Castlevania Aria of Sorrow
Image: Konami

Are you sitting down? Good. Well, let it be known that Konami's GBA classic Castlevania: Aria of Sorrow is now 20 years old.

Released in North America on May 6th 2003, the game would arrive in its native Japan two days later and in Europe the day after that. The third Castlevania game to release on the GBA, Aria of Sorrow is widely regarded by fans as one of the best instalments in the entire series and comes very, very close to matching the brilliance of 1997's Symphony of the Night, considered by some to be the zenith of the Castlevania bloodline.

Set in 2035 – which was quite a leap forward in time for the franchise – the game places you in the boots of the young Soma Cruz, who finds strange powers awakening within himself. Aria of Sorrow follows the typical Metroidvania template laid down by SotN, giving the player a vast, non-linear castle to explore and items to collect, but also introduces the Tactical Soul system, by which Cruz can gain special powers by acquiring souls from fallen foes. These are divided into four categories: Bullet, Guardian, Enchant, and Ability.

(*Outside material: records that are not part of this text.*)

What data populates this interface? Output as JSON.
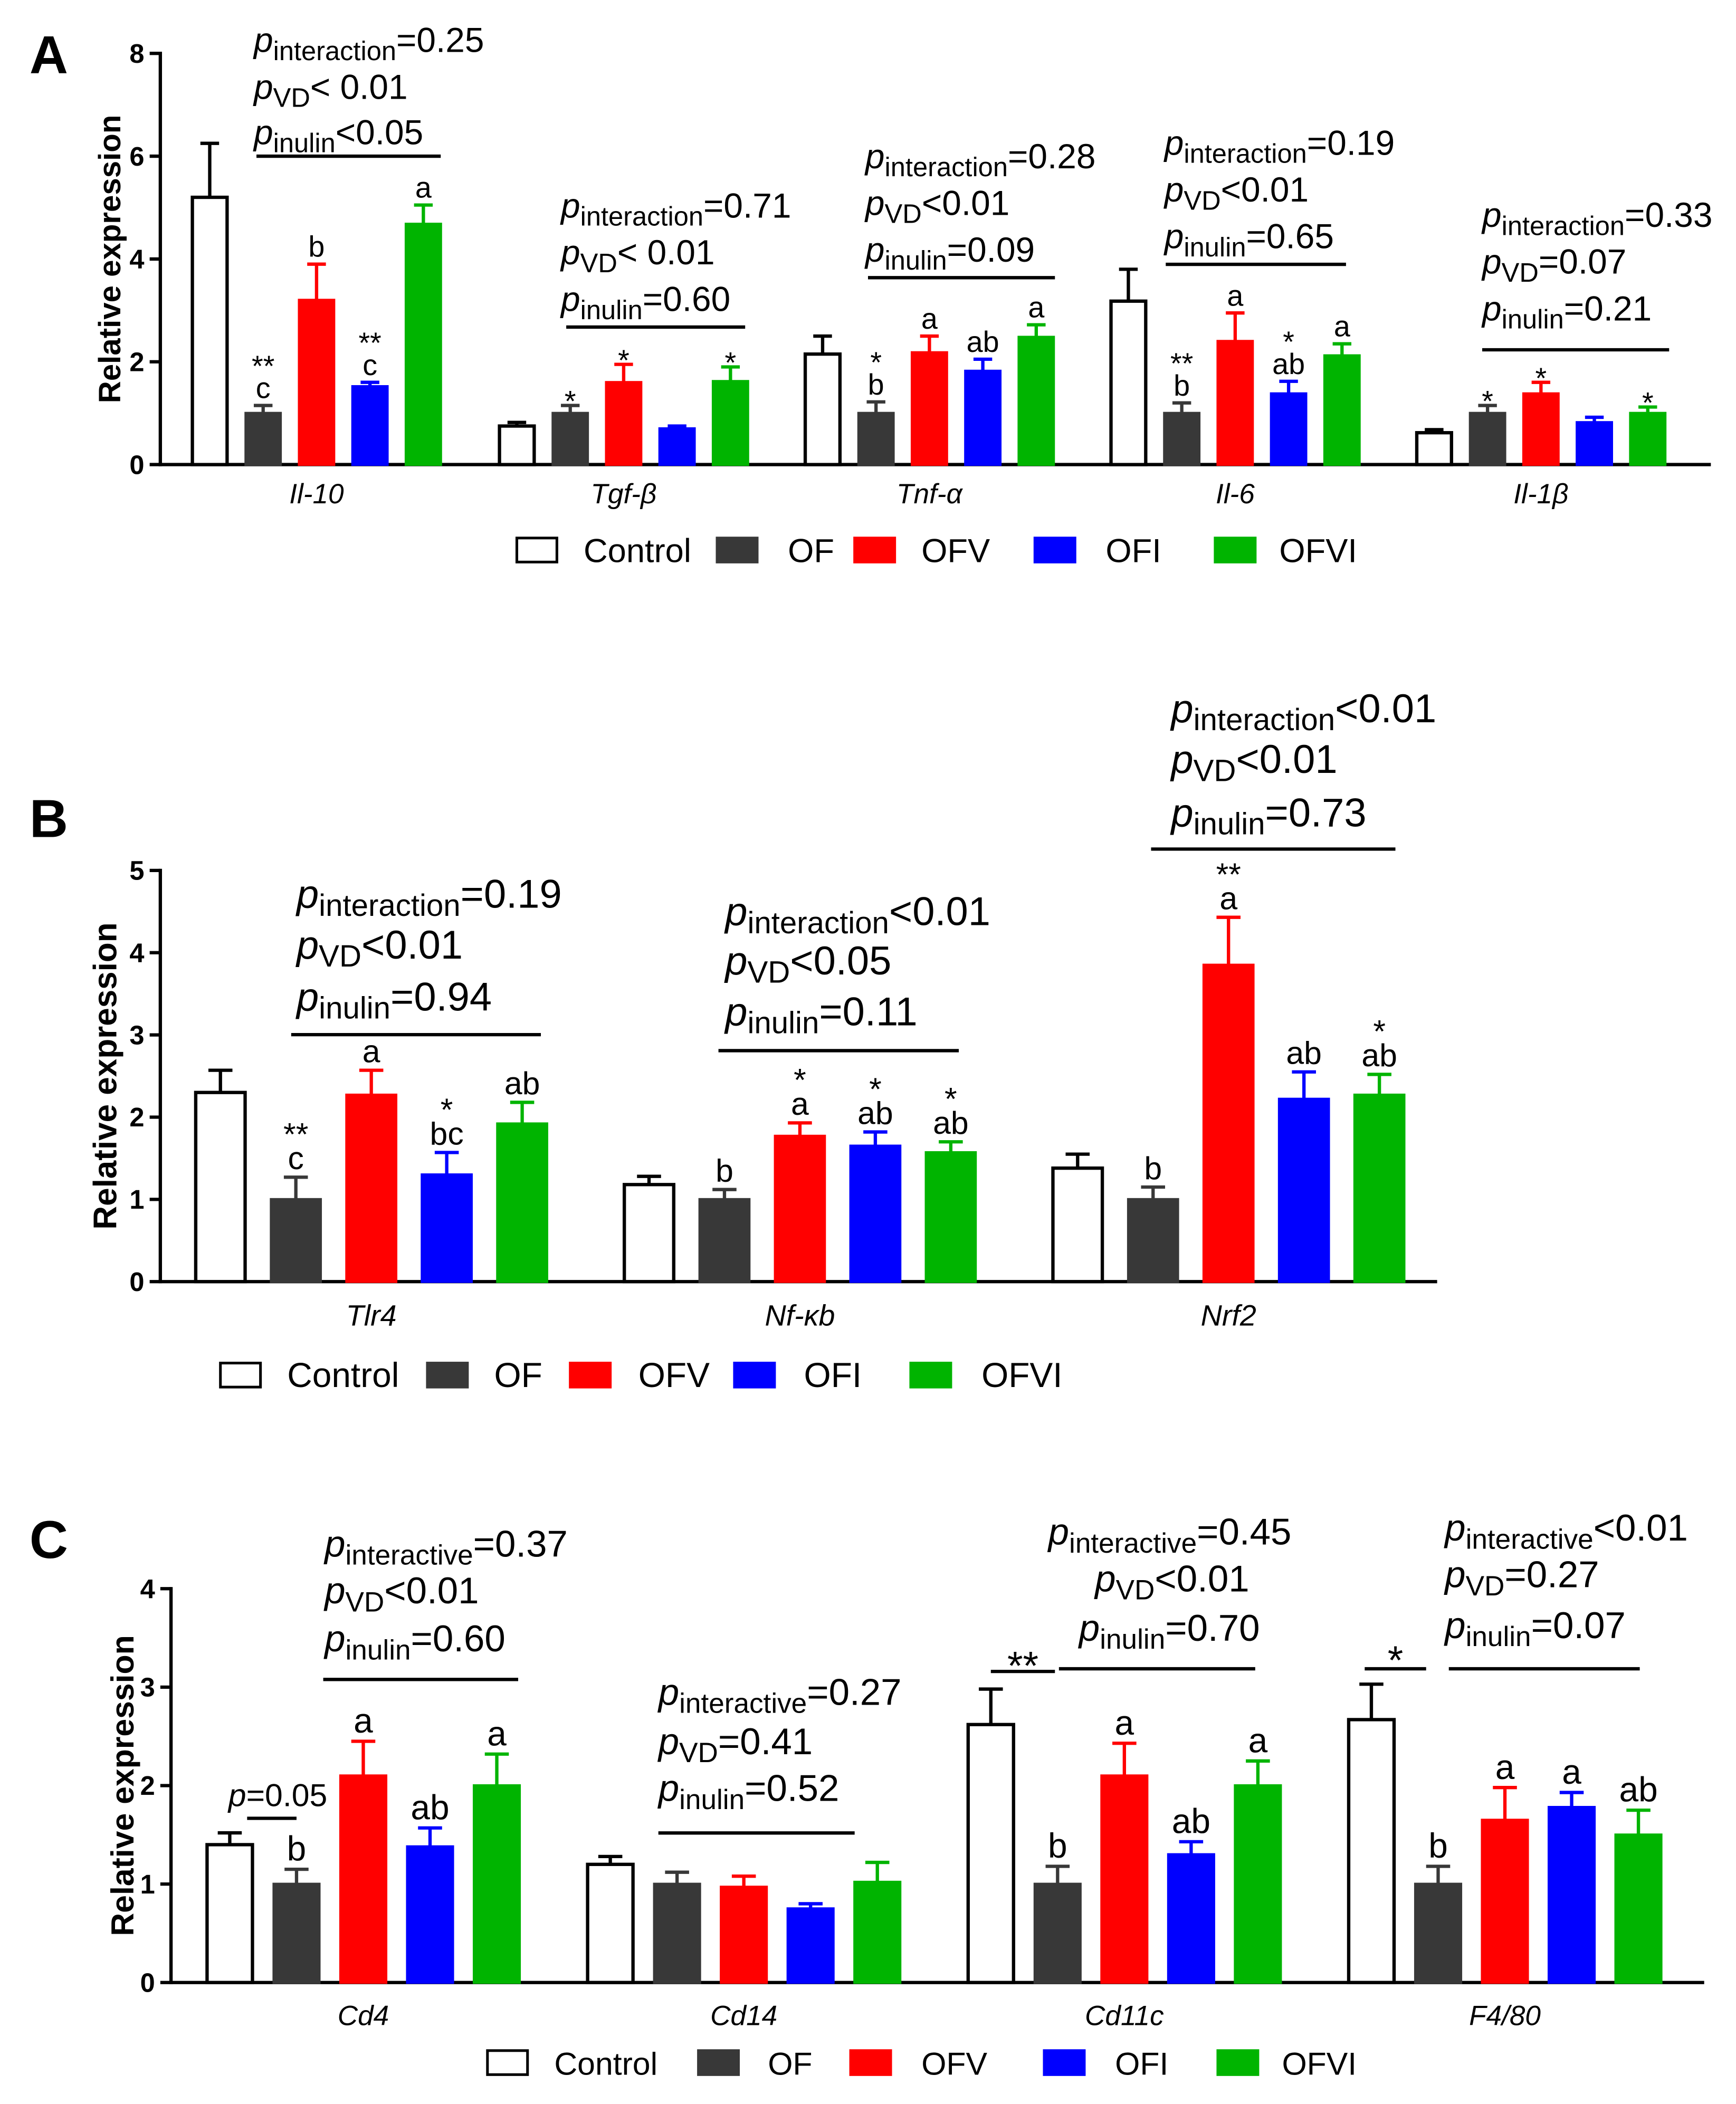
{
  "chart_data": [
    {
      "panel": "A",
      "type": "bar",
      "ylabel": "Relative expression",
      "ylim": [
        0,
        8
      ],
      "yticks": [
        0,
        2,
        4,
        6,
        8
      ],
      "categories": [
        "Il-10",
        "Tgf-β",
        "Tnf-α",
        "Il-6",
        "Il-1β"
      ],
      "series": [
        {
          "name": "Control",
          "color": "#ffffff",
          "values": [
            5.2,
            0.75,
            2.15,
            3.18,
            0.62
          ],
          "errors": [
            1.05,
            0.07,
            0.35,
            0.62,
            0.06
          ]
        },
        {
          "name": "OF",
          "color": "#383838",
          "values": [
            1.0,
            1.0,
            1.0,
            1.0,
            1.0
          ],
          "errors": [
            0.15,
            0.15,
            0.22,
            0.2,
            0.15
          ]
        },
        {
          "name": "OFV",
          "color": "#ff0000",
          "values": [
            3.2,
            1.6,
            2.18,
            2.4,
            1.38
          ],
          "errors": [
            0.7,
            0.35,
            0.32,
            0.55,
            0.22
          ]
        },
        {
          "name": "OFI",
          "color": "#0000ff",
          "values": [
            1.52,
            0.7,
            1.82,
            1.38,
            0.82
          ],
          "errors": [
            0.08,
            0.05,
            0.23,
            0.24,
            0.1
          ]
        },
        {
          "name": "OFVI",
          "color": "#00b400",
          "values": [
            4.68,
            1.62,
            2.48,
            2.12,
            1.0
          ],
          "errors": [
            0.37,
            0.28,
            0.24,
            0.23,
            0.12
          ]
        }
      ],
      "annotations": [
        [
          [],
          [
            "**",
            "c"
          ],
          [
            "b"
          ],
          [
            "**",
            "c"
          ],
          [
            "a"
          ]
        ],
        [
          [],
          [
            "*"
          ],
          [
            "*"
          ],
          [],
          [
            "*"
          ]
        ],
        [
          [],
          [
            "*",
            "b"
          ],
          [
            "a"
          ],
          [
            "ab"
          ],
          [
            "a"
          ]
        ],
        [
          [],
          [
            "**",
            "b"
          ],
          [
            "a"
          ],
          [
            "*",
            "ab"
          ],
          [
            "a"
          ]
        ],
        [
          [],
          [
            "*"
          ],
          [
            "*"
          ],
          [],
          [
            "*"
          ]
        ]
      ],
      "stats": [
        {
          "lines": [
            {
              "p": "p",
              "sub": "interaction",
              "rest": "=0.25"
            },
            {
              "p": "p",
              "sub": "VD",
              "rest": "< 0.01"
            },
            {
              "p": "p",
              "sub": "inulin",
              "rest": "<0.05"
            }
          ]
        },
        {
          "lines": [
            {
              "p": "p",
              "sub": "interaction",
              "rest": "=0.71"
            },
            {
              "p": "p",
              "sub": "VD",
              "rest": "< 0.01"
            },
            {
              "p": "p",
              "sub": "inulin",
              "rest": "=0.60"
            }
          ]
        },
        {
          "lines": [
            {
              "p": "p",
              "sub": "interaction",
              "rest": "=0.28"
            },
            {
              "p": "p",
              "sub": "VD",
              "rest": "<0.01"
            },
            {
              "p": "p",
              "sub": "inulin",
              "rest": "=0.09"
            }
          ]
        },
        {
          "lines": [
            {
              "p": "p",
              "sub": "interaction",
              "rest": "=0.19"
            },
            {
              "p": "p",
              "sub": "VD",
              "rest": "<0.01"
            },
            {
              "p": "p",
              "sub": "inulin",
              "rest": "=0.65"
            }
          ]
        },
        {
          "lines": [
            {
              "p": "p",
              "sub": "interaction",
              "rest": "=0.33"
            },
            {
              "p": "p",
              "sub": "VD",
              "rest": "=0.07"
            },
            {
              "p": "p",
              "sub": "inulin",
              "rest": "=0.21"
            }
          ]
        }
      ],
      "brackets": []
    },
    {
      "panel": "B",
      "type": "bar",
      "ylabel": "Relative expression",
      "ylim": [
        0,
        5
      ],
      "yticks": [
        0,
        1,
        2,
        3,
        4,
        5
      ],
      "categories": [
        "Tlr4",
        "Nf-κb",
        "Nrf2"
      ],
      "series": [
        {
          "name": "Control",
          "color": "#ffffff",
          "values": [
            2.3,
            1.18,
            1.38
          ],
          "errors": [
            0.27,
            0.1,
            0.17
          ]
        },
        {
          "name": "OF",
          "color": "#383838",
          "values": [
            1.0,
            1.0,
            1.0
          ],
          "errors": [
            0.27,
            0.12,
            0.15
          ]
        },
        {
          "name": "OFV",
          "color": "#ff0000",
          "values": [
            2.27,
            1.77,
            3.85
          ],
          "errors": [
            0.3,
            0.16,
            0.58
          ]
        },
        {
          "name": "OFI",
          "color": "#0000ff",
          "values": [
            1.3,
            1.65,
            2.22
          ],
          "errors": [
            0.27,
            0.17,
            0.33
          ]
        },
        {
          "name": "OFVI",
          "color": "#00b400",
          "values": [
            1.92,
            1.57,
            2.27
          ],
          "errors": [
            0.26,
            0.13,
            0.25
          ]
        }
      ],
      "annotations": [
        [
          [],
          [
            "**",
            "c"
          ],
          [
            "a"
          ],
          [
            "*",
            "bc"
          ],
          [
            "ab"
          ]
        ],
        [
          [],
          [
            "b"
          ],
          [
            "*",
            "a"
          ],
          [
            "*",
            "ab"
          ],
          [
            "*",
            "ab"
          ]
        ],
        [
          [],
          [
            "b"
          ],
          [
            "**",
            "a"
          ],
          [
            "ab"
          ],
          [
            "*",
            "ab"
          ]
        ]
      ],
      "stats": [
        {
          "lines": [
            {
              "p": "p",
              "sub": "interaction",
              "rest": "=0.19"
            },
            {
              "p": "p",
              "sub": "VD",
              "rest": "<0.01"
            },
            {
              "p": "p",
              "sub": "inulin",
              "rest": "=0.94"
            }
          ]
        },
        {
          "lines": [
            {
              "p": "p",
              "sub": "interaction",
              "rest": "<0.01"
            },
            {
              "p": "p",
              "sub": "VD",
              "rest": "<0.05"
            },
            {
              "p": "p",
              "sub": "inulin",
              "rest": "=0.11"
            }
          ]
        },
        {
          "lines": [
            {
              "p": "p",
              "sub": "interaction",
              "rest": "<0.01"
            },
            {
              "p": "p",
              "sub": "VD",
              "rest": "<0.01"
            },
            {
              "p": "p",
              "sub": "inulin",
              "rest": "=0.73"
            }
          ]
        }
      ],
      "brackets": []
    },
    {
      "panel": "C",
      "type": "bar",
      "ylabel": "Relative expression",
      "ylim": [
        0,
        4
      ],
      "yticks": [
        0,
        1,
        2,
        3,
        4
      ],
      "categories": [
        "Cd4",
        "Cd14",
        "Cd11c",
        "F4/80"
      ],
      "series": [
        {
          "name": "Control",
          "color": "#ffffff",
          "values": [
            1.4,
            1.2,
            2.62,
            2.67
          ],
          "errors": [
            0.12,
            0.08,
            0.36,
            0.36
          ]
        },
        {
          "name": "OF",
          "color": "#383838",
          "values": [
            1.0,
            1.0,
            1.0,
            1.0
          ],
          "errors": [
            0.15,
            0.12,
            0.18,
            0.18
          ]
        },
        {
          "name": "OFV",
          "color": "#ff0000",
          "values": [
            2.1,
            0.97,
            2.1,
            1.65
          ],
          "errors": [
            0.35,
            0.11,
            0.33,
            0.33
          ]
        },
        {
          "name": "OFI",
          "color": "#0000ff",
          "values": [
            1.38,
            0.75,
            1.3,
            1.78
          ],
          "errors": [
            0.19,
            0.05,
            0.13,
            0.15
          ]
        },
        {
          "name": "OFVI",
          "color": "#00b400",
          "values": [
            2.0,
            1.02,
            2.0,
            1.5
          ],
          "errors": [
            0.32,
            0.2,
            0.25,
            0.25
          ]
        }
      ],
      "annotations": [
        [
          [],
          [
            "b"
          ],
          [
            "a"
          ],
          [
            "ab"
          ],
          [
            "a"
          ]
        ],
        [
          [],
          [],
          [],
          [],
          []
        ],
        [
          [],
          [
            "b"
          ],
          [
            "a"
          ],
          [
            "ab"
          ],
          [
            "a"
          ]
        ],
        [
          [],
          [
            "b"
          ],
          [
            "a"
          ],
          [
            "a"
          ],
          [
            "ab"
          ]
        ]
      ],
      "stats": [
        {
          "lines": [
            {
              "p": "p",
              "sub": "interactive",
              "rest": "=0.37"
            },
            {
              "p": "p",
              "sub": "VD",
              "rest": "<0.01"
            },
            {
              "p": "p",
              "sub": "inulin",
              "rest": "=0.60"
            }
          ]
        },
        {
          "lines": [
            {
              "p": "p",
              "sub": "interactive",
              "rest": "=0.27"
            },
            {
              "p": "p",
              "sub": "VD",
              "rest": "=0.41"
            },
            {
              "p": "p",
              "sub": "inulin",
              "rest": "=0.52"
            }
          ]
        },
        {
          "lines": [
            {
              "p": "p",
              "sub": "interactive",
              "rest": "=0.45"
            },
            {
              "p": "p",
              "sub": "VD",
              "rest": "<0.01"
            },
            {
              "p": "p",
              "sub": "inulin",
              "rest": "=0.70"
            }
          ]
        },
        {
          "lines": [
            {
              "p": "p",
              "sub": "interactive",
              "rest": "<0.01"
            },
            {
              "p": "p",
              "sub": "VD",
              "rest": "=0.27"
            },
            {
              "p": "p",
              "sub": "inulin",
              "rest": "=0.07"
            }
          ]
        }
      ],
      "brackets": [
        {
          "p": "p",
          "text": "=0.05"
        },
        null,
        {
          "text": "**"
        },
        {
          "text": "*"
        }
      ]
    }
  ]
}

Aria of Sorrow is highly desirable in its original form and regularly changes hands for large sums on the second-hand market. Still, you can obtain it cheaply (alongside Castlevania: Circle of the Moon, Castlevania: Harmony of Dissonance and Castlevania: Dracula X) on 2021's Castlevania Advance Collection, which is available on Nintendo Switch, PS4, Xbox One, and Windows.

In 2005, Aria of Sorrow got a direct sequel in the shape of Dawn of Sorrow on the Nintendo DS.